For whatever reasons, Caleb Rozario felt angry that day. He wanted to vent badly.
He had always been vocal about the things he found disdainful in Singapore and he was never shy of voicing his opinions on Facebook. His actions did gain him some enemies, especially when some netizens took the effort to screenshot his posts and republish them on online sites like The Real Singapore (TRS). Perhaps then it was the comments of the netizens on TRS, calling him names and accusing him of being a bad foreigner in Singapore that made his blood boil.
So Rozario went on Facebook, logged into his personal account and posted the following:
“I am not scared of TOC and all these blogs, I am gonna blow MBS up sooner or later (or so claimed the netizens, Rozario said).”
Not long after, Rozario was given a college assignment from his school, SAE Institute, that required him to create a special-effects video.
So he blew up MBS; he did so through an animated video clip purely conjured out of computer software. The real MBS towers remained intact. (Rozario’s video looked something like Jack Neo’s attempt to blow up the Singapore Flyer and Merlion in Ah Boys to Men)
“I chose Marina Bay Sands in particular for cinematic effect. In Hollywood movies, they have a tendency to attack landmarks,” he now explains. But many people saw his Facebook post and his video clip and drew the inevitable link. One such person was Jason Lee.
Lee saw the act of digital make-belief as a terrorist threat and he decided to ‘facebook’ the police force.

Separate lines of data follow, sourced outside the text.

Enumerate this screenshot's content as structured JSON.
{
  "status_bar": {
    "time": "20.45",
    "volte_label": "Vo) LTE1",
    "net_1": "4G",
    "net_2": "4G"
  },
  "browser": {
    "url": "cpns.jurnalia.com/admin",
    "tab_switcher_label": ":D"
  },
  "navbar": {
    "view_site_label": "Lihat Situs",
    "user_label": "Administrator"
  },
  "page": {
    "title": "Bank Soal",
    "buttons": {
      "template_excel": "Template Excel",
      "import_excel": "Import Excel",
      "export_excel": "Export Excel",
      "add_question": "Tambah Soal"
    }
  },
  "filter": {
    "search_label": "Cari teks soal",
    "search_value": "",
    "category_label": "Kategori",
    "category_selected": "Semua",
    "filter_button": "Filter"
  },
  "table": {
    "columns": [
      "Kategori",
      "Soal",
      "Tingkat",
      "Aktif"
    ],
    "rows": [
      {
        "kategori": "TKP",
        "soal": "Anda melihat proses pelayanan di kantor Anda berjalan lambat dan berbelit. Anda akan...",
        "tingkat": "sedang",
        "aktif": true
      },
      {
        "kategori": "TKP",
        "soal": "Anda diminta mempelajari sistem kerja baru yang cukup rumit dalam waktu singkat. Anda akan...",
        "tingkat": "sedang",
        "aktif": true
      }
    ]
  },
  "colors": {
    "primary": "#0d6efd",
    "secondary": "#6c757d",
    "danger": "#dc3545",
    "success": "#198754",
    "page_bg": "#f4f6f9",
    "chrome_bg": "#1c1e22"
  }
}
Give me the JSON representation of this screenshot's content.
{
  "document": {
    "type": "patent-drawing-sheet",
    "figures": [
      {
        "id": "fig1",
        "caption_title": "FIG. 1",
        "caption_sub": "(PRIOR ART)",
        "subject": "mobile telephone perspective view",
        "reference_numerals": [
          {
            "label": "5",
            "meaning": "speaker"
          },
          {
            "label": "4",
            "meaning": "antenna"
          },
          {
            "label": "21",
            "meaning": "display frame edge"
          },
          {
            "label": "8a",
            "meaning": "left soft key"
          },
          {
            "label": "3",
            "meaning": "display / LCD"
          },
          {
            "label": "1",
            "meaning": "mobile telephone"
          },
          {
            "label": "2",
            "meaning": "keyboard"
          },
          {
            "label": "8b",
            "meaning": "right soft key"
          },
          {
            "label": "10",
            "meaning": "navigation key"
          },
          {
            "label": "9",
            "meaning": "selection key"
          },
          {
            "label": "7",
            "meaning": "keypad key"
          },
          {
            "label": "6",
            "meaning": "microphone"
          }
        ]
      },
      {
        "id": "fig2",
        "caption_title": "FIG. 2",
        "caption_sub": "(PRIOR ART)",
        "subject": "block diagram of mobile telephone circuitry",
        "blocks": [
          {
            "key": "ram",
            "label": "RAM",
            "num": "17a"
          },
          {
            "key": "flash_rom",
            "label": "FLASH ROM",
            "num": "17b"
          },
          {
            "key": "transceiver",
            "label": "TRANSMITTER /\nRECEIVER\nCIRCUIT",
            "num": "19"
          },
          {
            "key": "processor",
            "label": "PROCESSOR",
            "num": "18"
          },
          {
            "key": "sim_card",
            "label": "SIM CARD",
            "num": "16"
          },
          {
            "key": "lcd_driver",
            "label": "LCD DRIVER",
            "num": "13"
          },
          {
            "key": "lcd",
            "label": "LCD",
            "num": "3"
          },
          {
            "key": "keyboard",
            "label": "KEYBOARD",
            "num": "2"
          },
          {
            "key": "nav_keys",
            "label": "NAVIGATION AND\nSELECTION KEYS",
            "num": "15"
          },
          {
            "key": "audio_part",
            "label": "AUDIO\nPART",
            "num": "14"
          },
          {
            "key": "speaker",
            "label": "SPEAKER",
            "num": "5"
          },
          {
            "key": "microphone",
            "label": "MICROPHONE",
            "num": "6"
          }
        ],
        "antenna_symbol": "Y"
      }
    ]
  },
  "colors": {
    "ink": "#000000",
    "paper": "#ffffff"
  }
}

Then netizens went into a full blown assault. Online warriors sharpened their keys in their furious response to Rozario to tell him what an ass he had been. The guys at HardwareZone soon divulged Rozario’s personal details for anyone who wanted to go ‘Jihad’ on Rozario.
No netizen has the decency to point out that Rozario’s MBS video was a college assignment.
Then the real action happened.
Twenty-three-year-old Rozario did not need to wait long before the actual police force hauled him to the station. He could possibly be charged under the Telecommunications Act. Offenders may be jailed for not more than seven years or fined not more than SGD50,000, or both.
As of now, the police have been mum on the details. The information online and The Straits Times have not been clear if Rozario will be charged for his personal Facebook post or his animated video clip.
In jump the experts. Delighted, they say, “What people do and say gets noticed very quickly compared to, say, in a big country like the US. And it definitely has repercussions offline.”
Rozario restorts back, “I was just venting. The average person complains all the time. The only reason it got blown up was because someone combed through my Facebook account, compiled everything slightly controversial and put it all in one post.”
The battle of Rozario vs. Singapore does not end here. Tomorrow there will be more Rozarios among us. People who have allowed their thoughts to go wild on their personal Facebook page. People who are angry at a certain segment of society. It is almost like you no longer have the right to call a spoilt brat, a spoilt brat if you are not Singaporean enough. Lest you become the next Bashing Point at TRS.
After Rozario, after Anton Casey, the bigger question we need to ask ourselves is this: how should Singaporeans react to nasty online comments? Yes, we should stand up for ourselves. Yes, we can retort in anger.
But should we be angry enough to call a college assignment a terrorist threat? Should we be angry enough to dismiss, without dialogue, any Singapore-unfriendly comments on social media sites?